Before we knew it, we were standing under the makeshift gazebo reciting our vows in front of the Marryin Man. My heart pounded with the thrill of it all. As we kissed for the first time as husband and wife, we noticed a bright light coming from our left side. When we turned, we were introduced to a channel 6 camera and online personality. He said they were doing a news spot about the weddings in the Big Bear that day and would we mind if he interviewed us. Of course we said yes, the excitement of being newlyweds was too much to contain and we had to share it with someone!
After our brief brush with fame, the assistant took our wedding photo and we left the store. The snow was really coming down by this time and we still needed to pick up my ring and find a place to celebrate our marriage. The drive got a little hairy at times, but we made it to the jewelry shop and picked up my ring. It all suddenly seemed so real, so I took out our paperwork while we sat in the jewelry store parking lot to admire our marriage license. Unfortunately, in all the excitement with the news crew, the Marryin Man had forgotten to sign our license. We weren’t really married yet.

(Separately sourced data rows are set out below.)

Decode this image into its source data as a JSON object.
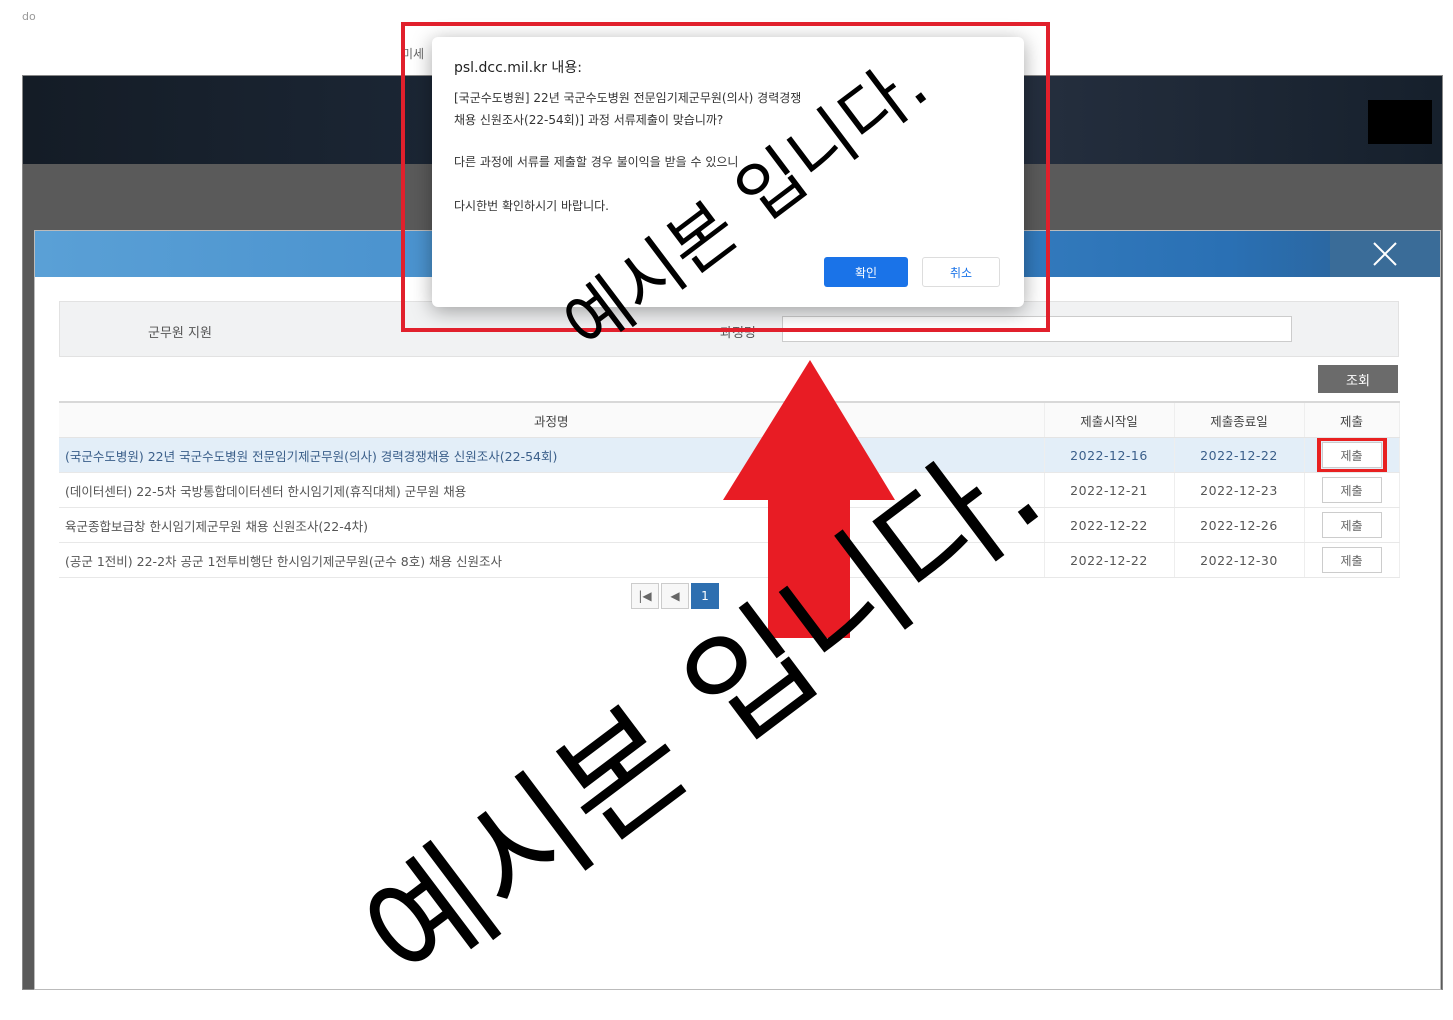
{
  "page": {
    "corner_label": "do",
    "ghost_text": "미세"
  },
  "dialog": {
    "origin": "psl.dcc.mil.kr 내용:",
    "lines": [
      "[국군수도병원] 22년 국군수도병원 전문임기제군무원(의사) 경력경쟁",
      "채용 신원조사(22-54회)] 과정 서류제출이 맞습니까?",
      "다른 과정에 서류를 제출할 경우 불이익을 받을 수 있으니",
      "다시한번 확인하시기 바랍니다."
    ],
    "ok_label": "확인",
    "cancel_label": "취소"
  },
  "modal": {
    "close_icon": "close-icon",
    "filter_label": "군무원 지원",
    "course_name_label": "과정명",
    "course_name_value": "",
    "search_label": "조회"
  },
  "table": {
    "headers": [
      "과정명",
      "제출시작일",
      "제출종료일",
      "제출"
    ],
    "rows": [
      {
        "name": "(국군수도병원) 22년 국군수도병원 전문임기제군무원(의사) 경력경쟁채용 신원조사(22-54회)",
        "start": "2022-12-16",
        "end": "2022-12-22",
        "action": "제출"
      },
      {
        "name": "(데이터센터) 22-5차 국방통합데이터센터 한시임기제(휴직대체) 군무원 채용",
        "start": "2022-12-21",
        "end": "2022-12-23",
        "action": "제출"
      },
      {
        "name": "육군종합보급창 한시임기제군무원 채용 신원조사(22-4차)",
        "start": "2022-12-22",
        "end": "2022-12-26",
        "action": "제출"
      },
      {
        "name": "(공군 1전비) 22-2차 공군 1전투비행단 한시임기제군무원(군수 8호) 채용 신원조사",
        "start": "2022-12-22",
        "end": "2022-12-30",
        "action": "제출"
      }
    ]
  },
  "pager": {
    "first": "|◀",
    "prev": "◀",
    "current": "1"
  },
  "watermark": {
    "text": "예시본 입니다."
  },
  "colors": {
    "highlight": "#e1202c",
    "arrow": "#e81c24",
    "header_blue": "#3e88c8",
    "dialog_button": "#1a73e8"
  }
}
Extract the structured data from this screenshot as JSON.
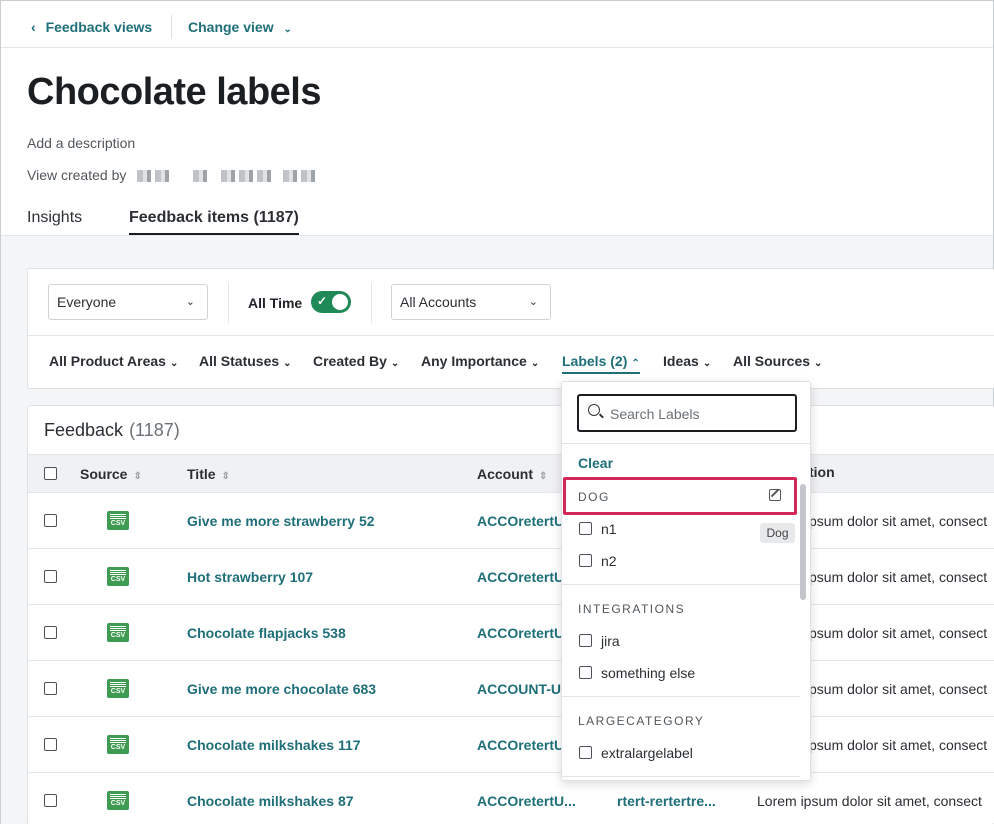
{
  "nav": {
    "back_label": "Feedback views",
    "change_view_label": "Change view"
  },
  "page": {
    "title": "Chocolate labels",
    "description_placeholder": "Add a description",
    "created_by_label": "View created by"
  },
  "tabs": [
    {
      "label": "Insights"
    },
    {
      "label": "Feedback items  (1187)"
    }
  ],
  "filters": {
    "people": "Everyone",
    "time_label": "All Time",
    "time_enabled": true,
    "accounts": "All Accounts",
    "chips": [
      "All Product Areas",
      "All Statuses",
      "Created By",
      "Any Importance",
      "Labels (2)",
      "Ideas",
      "All Sources"
    ]
  },
  "feedback": {
    "heading": "Feedback",
    "count": "(1187)",
    "columns": [
      "Source",
      "Title",
      "Account",
      "tion"
    ],
    "rows": [
      {
        "title": "Give me more strawberry 52",
        "account": "ACCOretertU",
        "desc": "psum dolor sit amet, consect"
      },
      {
        "title": "Hot strawberry 107",
        "account": "ACCOretertU",
        "desc": "psum dolor sit amet, consect"
      },
      {
        "title": "Chocolate flapjacks 538",
        "account": "ACCOretertU",
        "desc": "psum dolor sit amet, consect"
      },
      {
        "title": "Give me more chocolate 683",
        "account": "ACCOUNT-U",
        "desc": "psum dolor sit amet, consect"
      },
      {
        "title": "Chocolate milkshakes 117",
        "account": "ACCOretertU",
        "desc": "psum dolor sit amet, consect"
      },
      {
        "title": "Chocolate milkshakes 87",
        "account": "ACCOretertU...",
        "desc": "Lorem ipsum dolor sit amet, consect",
        "extra": "rtert-rertertre..."
      }
    ],
    "source_badge": "CSV"
  },
  "labels_dropdown": {
    "search_placeholder": "Search Labels",
    "clear_label": "Clear",
    "groups": [
      {
        "name": "DOG",
        "items": [
          "n1",
          "n2"
        ]
      },
      {
        "name": "INTEGRATIONS",
        "items": [
          "jira",
          "something else"
        ]
      },
      {
        "name": "LARGECATEGORY",
        "items": [
          "extralargelabel"
        ]
      }
    ],
    "tooltip": "Dog"
  },
  "colors": {
    "accent": "#1e6f7a",
    "toggle_on": "#1f8a57",
    "highlight": "#d4285a",
    "csv_badge": "#3f9a52"
  }
}
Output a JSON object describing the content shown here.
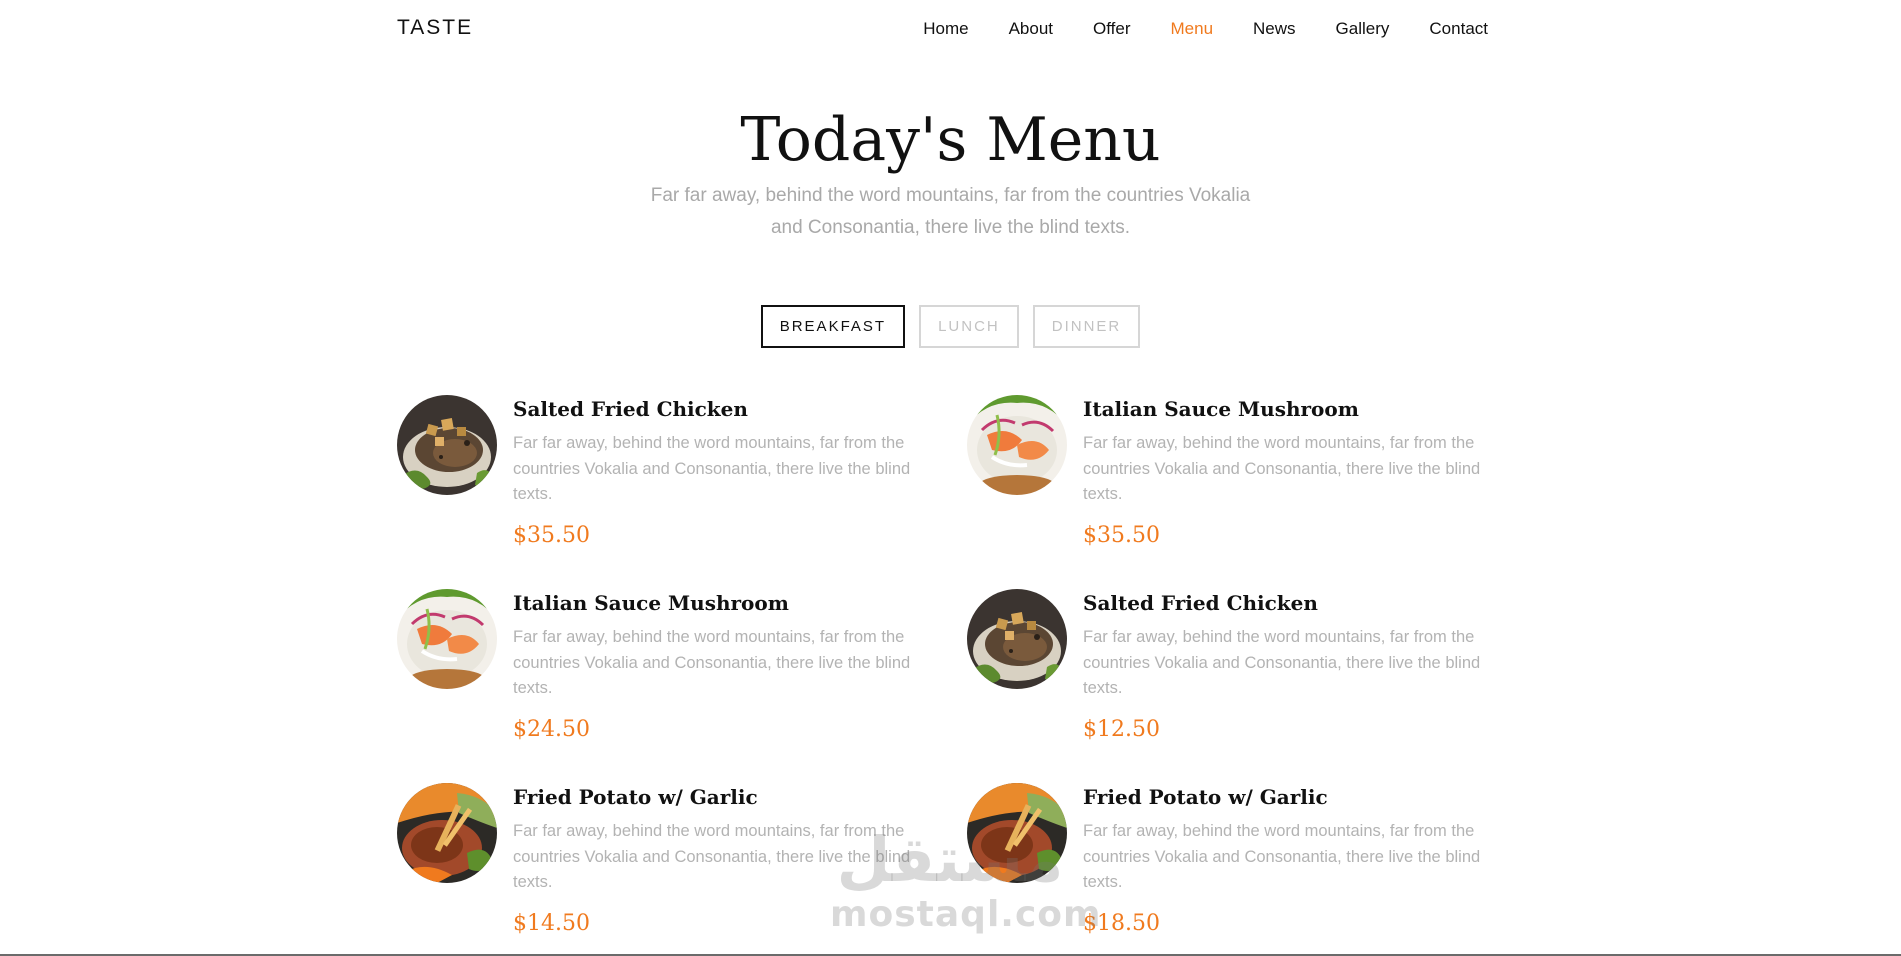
{
  "brand": "TASTE",
  "nav": [
    {
      "label": "Home",
      "active": false
    },
    {
      "label": "About",
      "active": false
    },
    {
      "label": "Offer",
      "active": false
    },
    {
      "label": "Menu",
      "active": true
    },
    {
      "label": "News",
      "active": false
    },
    {
      "label": "Gallery",
      "active": false
    },
    {
      "label": "Contact",
      "active": false
    }
  ],
  "heading": {
    "title": "Today's Menu",
    "subtitle": "Far far away, behind the word mountains, far from the countries Vokalia and Consonantia, there live the blind texts."
  },
  "tabs": [
    {
      "label": "BREAKFAST",
      "active": true
    },
    {
      "label": "LUNCH",
      "active": false
    },
    {
      "label": "DINNER",
      "active": false
    }
  ],
  "menu_items": [
    {
      "name": "Salted Fried Chicken",
      "description": "Far far away, behind the word mountains, far from the countries Vokalia and Consonantia, there live the blind texts.",
      "price": "$35.50",
      "image": "chicken-dish"
    },
    {
      "name": "Italian Sauce Mushroom",
      "description": "Far far away, behind the word mountains, far from the countries Vokalia and Consonantia, there live the blind texts.",
      "price": "$35.50",
      "image": "salad-dish"
    },
    {
      "name": "Italian Sauce Mushroom",
      "description": "Far far away, behind the word mountains, far from the countries Vokalia and Consonantia, there live the blind texts.",
      "price": "$24.50",
      "image": "salad-dish"
    },
    {
      "name": "Salted Fried Chicken",
      "description": "Far far away, behind the word mountains, far from the countries Vokalia and Consonantia, there live the blind texts.",
      "price": "$12.50",
      "image": "chicken-dish"
    },
    {
      "name": "Fried Potato w/ Garlic",
      "description": "Far far away, behind the word mountains, far from the countries Vokalia and Consonantia, there live the blind texts.",
      "price": "$14.50",
      "image": "potato-dish"
    },
    {
      "name": "Fried Potato w/ Garlic",
      "description": "Far far away, behind the word mountains, far from the countries Vokalia and Consonantia, there live the blind texts.",
      "price": "$18.50",
      "image": "potato-dish"
    }
  ],
  "watermark": {
    "arabic": "مستقل",
    "latin": "mostaql.com"
  },
  "colors": {
    "accent": "#f07a1e",
    "muted_text": "#b3b3b3",
    "heading_text": "#111111"
  }
}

We quickly made the decision to head back down to the Big Bear store to track him down and make everything official. When we got there, Paul ran inside to find the Marryin Man and his assistant getting ready to close shop for the day.
“Oh,” he said when Paul showed him the paperwork. “We were just saying that we had missed one today.”
“Less talky, more signy” was my new husband’s reply, or at least that’s what he tells me it was as I stayed in the car. My feet were throbbing from making mad dashes while in high heel shoes.
Once everything was signed and Paul and I were finally, legally married, we headed back North to our reception location; the Red Lobster restaurant. We decided that since we didn’t have to buy food for 200 guests, we would order whatever we wanted from the menu. It really is amazing what $700 will buy for a wedding when only two people are involved. The dinner was beautiful and delicious. We went all out with champagne and appetizers and lobster feasts. By the end, we were stuffed, happy, and oh so ready to head home to put our feet up.
Each year as we plan our wedding anniversary celebration, we question the wisdom of getting married on what is deemed the most romantic day of the year. It’s often difficult to find places to go for our anniversary dinners as most of the restaurants are booked well in advance. But after twelve years married to the man of my dreams, I’ll never regret choosing the marriage.